All four class attributes are overwritten in the constructor, i.e. each new instance would overwrite class attributes for all instances.

No, this code should never work this way, primarily in __init__ section we are setting those attributes for instance not for class (for class should be something like Analyzer.stages = ...).

About your bug: OptionsProvider is special construction which register single instance of options and passes it to all related components. So in your case - second call to analyzer1.calculate will see new options (in fact there should be exception if we try to put same option twice). It is intentional, because Options not only for altering behaviour of single Analyzer, but can be used by another Analyzer (so all analyzers which use same Options will see same parameters).

Example: We decided to introduce options for altering color scheme in dashboard. We create class ColorOptions with some fields. After, we use this options in all Widgets so they receive same ColorOptions passed in Pipeline once.

Liraim avatar Dec 12 '21 21:12 Liraim

Thank @Liraim , indeed I was not aware of PEP-0526. And I guess that confused me. Anyhow, I ran a test just to make sure, and yes, you are right, the instance attributes (and options) are different for each Pipeline in

class TestPipeline(unittest.TestCase):

    def test_pipeline_refer_to_different_analyzers(self):
        stage_1 = PipelineStage()
        stage_1.add_analyzer(TestAnalyzer)
        stage_2 = PipelineStage()
        stage_2.add_analyzer(TestAnalyzer2)

        pipeline_1 = Pipeline([stage_1], [DataDriftOptions(stattest_func=lambda x, y: 3.14)])
        pipeline_2 = Pipeline([stage_2], [DataDriftOptions(stattest_func=lambda x, y: 2.71)])

        self.assertTrue(pipeline_1.options_provider is not pipeline_2.options_provider)
        self.assertTrue(pipeline_1._analyzers != pipeline_2._analyzers)

So that is out of the way.

Still the issue with Options remains.

OptionsProvider is special construction which register single instance of options and passes it to all related components.
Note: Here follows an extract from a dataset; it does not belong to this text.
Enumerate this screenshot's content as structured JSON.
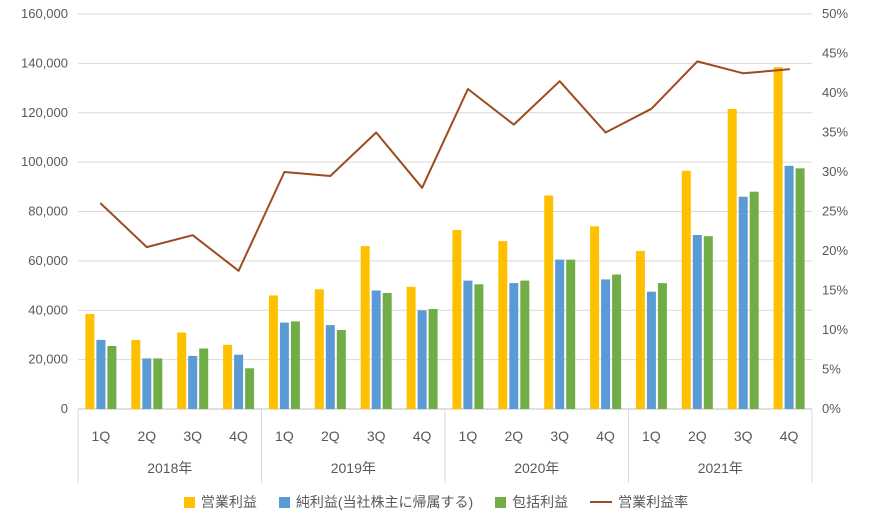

So in your case - second call to analyzer1.calculate will see new options (in fact there should be exception if we try to put same option twice).

        options_provider = OptionsProvider()
        option = DataDriftOptions(stattest_func=lambda x, y: 3.14)
        options_provider.add(option)
        options_provider.add(option)

That does not raise any Exception. So something is not working as intended.

It is intentional, because Options not only for altering behavior of single Analyzer, but can be used by another Analyzer (so all analyzers which use same Options will see same parameters).

That would be very surprising for me (but also maybe for other users?). As you can tell from the test case, if anybody changes a statistical function in Options, that would change computation in all analyzers. Even in one Pipeline instance all supposedly different analyzers (with DataDriftOptions) would use the same statistical function. That would not be something that I expect.

I understand your example for colorization. But that is not implemented (I could not find ColorOptions) as far as I can tell.

Furthermore - and this is the use case I was exploring - using customized statistical function is a very good way to reuse existing code base and add other metrics. Specifically, by replacing the statistical function with, e.g. Kullback-Leibler divergence in NumTargetDriftAnalyzer you would easily add some other metrics. It would however break all the other analyzers that depend on DataDriftOptions if you put them into one pipeline.

burkovae avatar Dec 12 '21 23:12 burkovae

We have refactored Dashboards to Reports and instead of analyzers we use metrics now.